As many of my frequent readers already know, I'm taking a memoir class this quarter through UCLA Extension. I'm on a memoir kick, both in my writing and in my choice of reading. I saw John Marshall's Wide Open-World on Netgalley and it looked to be the perfect blend of my love for memoirs and travel writing. Thank you to Ballantine Books for approving my request for an advanced copy of Wide Open-World.
John Marshall is living an average American life with his wife, Traca and two teenagers, Logan and Jackson. Their hectic lives revolve around work, school and being hooked on their gadgets. Although their lives are blessed in many ways, John and Traca can't help but feel like there is more out there. Prior to having kids, they had dreams of travel and they even spent a year in a Portuguese village when their children were young. On a flight home from a yoga retreat (Traca's idea that John eventually embraced), John had an idea come to him. The words Year of Service popped into his head.
Traca was immediately on board with the idea of spending a year removed from their current lives, traveling the world as volunteers. Although they had hoped to move quickly, it took many months to get their affairs in order to make it happen. There is an interesting section at the end of the book where Marshall explains the logistics, like finances, renting their home and taking the kids out of school. He is very candid about the financial implications and gives great advice for anyone who wants to attempt a similar trip.

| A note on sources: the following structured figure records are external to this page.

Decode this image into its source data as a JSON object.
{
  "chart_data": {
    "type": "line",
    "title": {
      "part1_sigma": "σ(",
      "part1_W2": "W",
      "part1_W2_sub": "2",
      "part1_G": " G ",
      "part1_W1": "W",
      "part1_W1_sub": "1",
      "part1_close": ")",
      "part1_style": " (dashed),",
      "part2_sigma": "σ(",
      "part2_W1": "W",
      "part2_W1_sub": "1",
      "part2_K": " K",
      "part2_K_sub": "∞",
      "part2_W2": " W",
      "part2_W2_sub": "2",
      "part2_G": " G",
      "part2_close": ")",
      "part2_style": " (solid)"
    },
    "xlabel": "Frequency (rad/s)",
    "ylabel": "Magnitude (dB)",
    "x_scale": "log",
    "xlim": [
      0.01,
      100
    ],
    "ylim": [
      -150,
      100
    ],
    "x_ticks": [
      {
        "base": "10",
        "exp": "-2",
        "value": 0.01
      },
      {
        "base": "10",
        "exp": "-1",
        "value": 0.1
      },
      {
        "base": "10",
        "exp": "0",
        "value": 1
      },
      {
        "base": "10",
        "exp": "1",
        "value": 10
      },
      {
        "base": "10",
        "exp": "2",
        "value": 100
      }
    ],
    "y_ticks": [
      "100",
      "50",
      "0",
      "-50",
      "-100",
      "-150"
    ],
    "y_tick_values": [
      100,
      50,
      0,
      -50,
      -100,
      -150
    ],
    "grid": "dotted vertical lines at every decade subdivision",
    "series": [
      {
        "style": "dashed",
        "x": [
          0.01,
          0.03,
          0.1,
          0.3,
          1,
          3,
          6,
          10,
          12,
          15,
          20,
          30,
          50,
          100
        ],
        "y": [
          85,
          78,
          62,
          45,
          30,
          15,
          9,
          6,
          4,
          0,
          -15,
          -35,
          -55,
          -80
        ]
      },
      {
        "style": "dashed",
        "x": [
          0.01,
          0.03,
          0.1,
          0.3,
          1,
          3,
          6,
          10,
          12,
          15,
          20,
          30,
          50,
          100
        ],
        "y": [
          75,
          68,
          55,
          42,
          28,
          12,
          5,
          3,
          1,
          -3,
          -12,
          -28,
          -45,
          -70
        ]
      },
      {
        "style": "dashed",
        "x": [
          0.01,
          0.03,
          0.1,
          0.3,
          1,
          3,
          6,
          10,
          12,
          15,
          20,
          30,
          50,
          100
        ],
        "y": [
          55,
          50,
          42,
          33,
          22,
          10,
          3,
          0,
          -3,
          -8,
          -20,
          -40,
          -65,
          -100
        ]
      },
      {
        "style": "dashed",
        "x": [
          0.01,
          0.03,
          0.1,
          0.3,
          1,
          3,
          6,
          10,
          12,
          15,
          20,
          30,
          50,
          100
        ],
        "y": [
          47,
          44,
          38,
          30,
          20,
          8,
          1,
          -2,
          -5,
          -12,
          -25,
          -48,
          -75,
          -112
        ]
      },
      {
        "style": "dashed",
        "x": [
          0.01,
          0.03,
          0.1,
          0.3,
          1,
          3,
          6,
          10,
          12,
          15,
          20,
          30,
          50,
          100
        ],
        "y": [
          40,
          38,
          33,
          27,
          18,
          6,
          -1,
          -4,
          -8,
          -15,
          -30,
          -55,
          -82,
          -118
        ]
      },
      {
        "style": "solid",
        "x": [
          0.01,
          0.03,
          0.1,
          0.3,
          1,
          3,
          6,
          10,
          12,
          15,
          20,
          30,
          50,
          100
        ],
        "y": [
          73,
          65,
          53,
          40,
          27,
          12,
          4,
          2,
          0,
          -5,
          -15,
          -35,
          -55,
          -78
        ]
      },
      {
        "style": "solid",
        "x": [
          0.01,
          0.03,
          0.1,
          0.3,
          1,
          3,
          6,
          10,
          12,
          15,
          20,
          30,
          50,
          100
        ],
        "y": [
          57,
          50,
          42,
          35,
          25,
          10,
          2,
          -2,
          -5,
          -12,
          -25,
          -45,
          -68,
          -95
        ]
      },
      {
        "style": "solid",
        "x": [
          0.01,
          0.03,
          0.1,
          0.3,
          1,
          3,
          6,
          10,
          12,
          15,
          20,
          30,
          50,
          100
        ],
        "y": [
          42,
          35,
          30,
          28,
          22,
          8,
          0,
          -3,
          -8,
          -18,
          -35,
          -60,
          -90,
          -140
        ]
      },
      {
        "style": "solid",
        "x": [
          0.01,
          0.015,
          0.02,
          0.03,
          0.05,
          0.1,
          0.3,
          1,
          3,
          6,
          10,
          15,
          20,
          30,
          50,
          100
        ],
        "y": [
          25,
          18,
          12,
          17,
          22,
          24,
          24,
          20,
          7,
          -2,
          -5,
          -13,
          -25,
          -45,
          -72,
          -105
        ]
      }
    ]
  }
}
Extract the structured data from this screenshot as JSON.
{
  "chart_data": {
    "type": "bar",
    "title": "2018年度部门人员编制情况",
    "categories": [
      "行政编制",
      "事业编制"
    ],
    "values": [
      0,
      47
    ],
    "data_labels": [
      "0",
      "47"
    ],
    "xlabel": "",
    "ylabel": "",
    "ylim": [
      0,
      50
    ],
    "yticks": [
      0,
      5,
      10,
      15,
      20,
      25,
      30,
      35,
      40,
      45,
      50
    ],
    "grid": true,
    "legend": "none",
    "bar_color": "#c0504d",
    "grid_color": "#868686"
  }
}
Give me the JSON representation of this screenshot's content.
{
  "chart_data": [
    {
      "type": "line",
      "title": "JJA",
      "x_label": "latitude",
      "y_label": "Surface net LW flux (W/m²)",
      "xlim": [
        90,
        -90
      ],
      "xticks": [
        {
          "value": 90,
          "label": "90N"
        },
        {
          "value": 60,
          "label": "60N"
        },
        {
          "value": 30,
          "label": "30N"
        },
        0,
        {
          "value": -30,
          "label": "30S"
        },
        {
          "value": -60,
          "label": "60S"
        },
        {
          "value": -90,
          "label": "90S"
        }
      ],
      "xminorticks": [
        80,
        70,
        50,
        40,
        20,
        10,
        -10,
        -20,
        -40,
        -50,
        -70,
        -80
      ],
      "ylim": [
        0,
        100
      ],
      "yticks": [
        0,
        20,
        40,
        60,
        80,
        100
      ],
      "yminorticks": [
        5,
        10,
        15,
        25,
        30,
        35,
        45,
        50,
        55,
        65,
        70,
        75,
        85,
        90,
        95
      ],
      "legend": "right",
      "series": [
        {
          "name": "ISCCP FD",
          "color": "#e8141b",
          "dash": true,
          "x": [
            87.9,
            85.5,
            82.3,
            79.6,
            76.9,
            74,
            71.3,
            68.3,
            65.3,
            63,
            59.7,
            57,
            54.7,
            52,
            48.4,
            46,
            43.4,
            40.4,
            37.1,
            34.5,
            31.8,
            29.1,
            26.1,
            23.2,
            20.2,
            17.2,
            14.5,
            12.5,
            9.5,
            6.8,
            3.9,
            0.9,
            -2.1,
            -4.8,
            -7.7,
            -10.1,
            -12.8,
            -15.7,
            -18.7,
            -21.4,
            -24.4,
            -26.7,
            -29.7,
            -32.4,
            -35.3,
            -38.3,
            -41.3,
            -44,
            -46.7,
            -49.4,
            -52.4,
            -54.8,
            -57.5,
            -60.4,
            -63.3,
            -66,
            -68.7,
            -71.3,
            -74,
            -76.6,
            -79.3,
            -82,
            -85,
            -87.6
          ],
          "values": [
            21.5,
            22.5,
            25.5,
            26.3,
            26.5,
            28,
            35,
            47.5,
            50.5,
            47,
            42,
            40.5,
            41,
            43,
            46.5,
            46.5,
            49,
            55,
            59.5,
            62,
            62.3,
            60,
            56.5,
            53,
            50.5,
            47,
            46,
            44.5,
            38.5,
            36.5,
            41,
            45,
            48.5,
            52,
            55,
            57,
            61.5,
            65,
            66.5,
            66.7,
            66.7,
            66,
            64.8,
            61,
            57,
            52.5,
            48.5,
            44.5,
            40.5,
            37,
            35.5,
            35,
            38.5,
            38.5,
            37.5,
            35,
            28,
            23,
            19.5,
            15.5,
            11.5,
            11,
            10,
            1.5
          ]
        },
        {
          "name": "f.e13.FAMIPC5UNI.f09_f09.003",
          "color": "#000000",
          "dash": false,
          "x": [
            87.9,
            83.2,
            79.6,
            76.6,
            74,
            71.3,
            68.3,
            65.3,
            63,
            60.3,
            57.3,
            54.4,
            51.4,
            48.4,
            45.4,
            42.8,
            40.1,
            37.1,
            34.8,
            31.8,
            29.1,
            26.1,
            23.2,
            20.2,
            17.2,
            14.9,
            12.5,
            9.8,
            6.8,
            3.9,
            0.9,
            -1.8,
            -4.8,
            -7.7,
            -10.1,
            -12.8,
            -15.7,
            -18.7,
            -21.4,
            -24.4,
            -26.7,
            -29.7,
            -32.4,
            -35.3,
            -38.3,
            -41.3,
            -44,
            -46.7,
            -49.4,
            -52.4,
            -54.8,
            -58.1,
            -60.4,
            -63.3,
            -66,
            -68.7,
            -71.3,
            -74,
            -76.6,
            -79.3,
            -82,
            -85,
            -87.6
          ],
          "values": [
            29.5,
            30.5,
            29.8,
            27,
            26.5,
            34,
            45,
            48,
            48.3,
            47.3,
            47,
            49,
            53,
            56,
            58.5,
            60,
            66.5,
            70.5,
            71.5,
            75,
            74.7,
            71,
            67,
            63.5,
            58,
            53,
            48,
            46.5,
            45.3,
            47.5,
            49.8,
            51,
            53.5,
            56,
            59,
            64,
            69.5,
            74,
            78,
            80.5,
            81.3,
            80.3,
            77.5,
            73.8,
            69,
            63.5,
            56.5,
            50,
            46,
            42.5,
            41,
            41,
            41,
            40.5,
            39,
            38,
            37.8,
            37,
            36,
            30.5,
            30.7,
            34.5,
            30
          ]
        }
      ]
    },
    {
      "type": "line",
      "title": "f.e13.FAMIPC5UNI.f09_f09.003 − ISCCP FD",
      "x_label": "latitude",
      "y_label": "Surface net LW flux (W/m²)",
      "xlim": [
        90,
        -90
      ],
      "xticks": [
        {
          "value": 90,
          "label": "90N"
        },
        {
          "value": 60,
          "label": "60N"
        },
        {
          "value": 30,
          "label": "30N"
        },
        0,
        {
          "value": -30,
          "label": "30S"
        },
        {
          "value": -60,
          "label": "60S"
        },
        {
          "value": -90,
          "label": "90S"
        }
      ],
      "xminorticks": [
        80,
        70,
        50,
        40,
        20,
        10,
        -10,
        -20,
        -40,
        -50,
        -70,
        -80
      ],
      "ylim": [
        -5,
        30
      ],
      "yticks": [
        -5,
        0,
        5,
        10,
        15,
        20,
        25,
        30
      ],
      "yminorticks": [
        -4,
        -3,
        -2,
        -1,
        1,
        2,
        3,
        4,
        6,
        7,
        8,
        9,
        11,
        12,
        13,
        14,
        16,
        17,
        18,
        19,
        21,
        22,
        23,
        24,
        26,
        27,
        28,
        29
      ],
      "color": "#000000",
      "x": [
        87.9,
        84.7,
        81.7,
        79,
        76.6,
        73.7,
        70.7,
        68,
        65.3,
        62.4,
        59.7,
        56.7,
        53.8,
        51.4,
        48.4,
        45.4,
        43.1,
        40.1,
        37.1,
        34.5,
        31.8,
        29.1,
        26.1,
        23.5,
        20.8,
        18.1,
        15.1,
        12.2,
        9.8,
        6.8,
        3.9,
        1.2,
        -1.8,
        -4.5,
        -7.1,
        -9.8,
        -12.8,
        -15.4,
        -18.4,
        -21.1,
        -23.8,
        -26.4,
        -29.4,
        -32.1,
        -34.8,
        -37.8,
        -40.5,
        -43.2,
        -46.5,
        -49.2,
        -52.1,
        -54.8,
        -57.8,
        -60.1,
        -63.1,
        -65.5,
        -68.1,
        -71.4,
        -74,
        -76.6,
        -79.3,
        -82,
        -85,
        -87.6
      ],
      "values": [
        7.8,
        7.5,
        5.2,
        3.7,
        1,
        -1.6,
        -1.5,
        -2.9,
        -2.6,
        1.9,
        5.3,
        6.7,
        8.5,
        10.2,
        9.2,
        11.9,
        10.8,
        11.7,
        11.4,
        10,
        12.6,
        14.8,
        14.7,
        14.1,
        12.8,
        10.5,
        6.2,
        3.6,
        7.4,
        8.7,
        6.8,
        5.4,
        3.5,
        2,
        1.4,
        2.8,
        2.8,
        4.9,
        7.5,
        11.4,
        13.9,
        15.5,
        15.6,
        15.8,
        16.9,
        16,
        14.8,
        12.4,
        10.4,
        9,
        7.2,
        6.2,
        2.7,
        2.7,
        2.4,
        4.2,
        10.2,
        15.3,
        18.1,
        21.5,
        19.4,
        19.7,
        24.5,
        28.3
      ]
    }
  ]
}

The original plan was to spend a month in each location, moving to different continents. They would volunteer at an organization that would in turn, provide them room and board. It's not always an even exchange as many places are underfunded, so they need to charge an additional fee. The Marshall family soon realized that they would have to be flexible in their arrangements, as some places were a better fit for them than others and some of their travel plans had to be changed at the last minute. Flexibility and patience were key in many situations. Some of the organizations were located in remote regions, which included long bus or boat rides to reach their destination.
Marshall's memoir was compelling on many levels. It's an entertaining travel memoir. As much as I love the idea of traveling and adventure, I've come to realize that I'm more of a five-star hotel type of traveler. Marshall does a great job of writing for the reader like me, someone who wants to live vicariously through his experiences, rather than actually doing them myself. I love the idea of volunteer-tourism, but the thought of an eighteen hour bus ride through the jungle makes it a tough sell. Eventually the pains of travel are overshadowed by the clear joy that the Marshall family receives from their experiences in the various countries. It's infectious and touching. In particular, the way that the Marshall children learn to embrace the hard work and the relationships that they make is wonderful. It shows that teenagers can easily rise to the occasion, if they are given responsibility. I could feel Marshall's sense of pride in his teens.
In addition to being touching, Marshall's book is very funny. He has a keen sense of humor as he finds himself out of his element and he does a solid job at translating that in his writing. As a protagonist, Marshall is extremely likable, even when he has a misstep. One of the more horrendous and semi-funny parts of the book was a cautionary tale as to why you shouldn't just rent out your house to the first person who comes along. The Marshall family came home to a huge problem with their renter! Also, watch out for spider monkeys in Costa Rica.
I didn't expect one of the last chapters, where Marshall reflects on his marriage to Traca, to leave me so heartbroken. He had some very profound thoughts on what it means to be married, thoughts that stuck in my mind for several weeks after finishing the book. I don't want to give it away, but I highly recommend this book, even if you skip to the very end to read the marriage portion.
Wide-Open World is highly enjoyable. I really grew to love every member of the Marshall family as I read this book. I hope that Marshall plans to write more on his travel adventures, as I would definitely want to be along for the ride.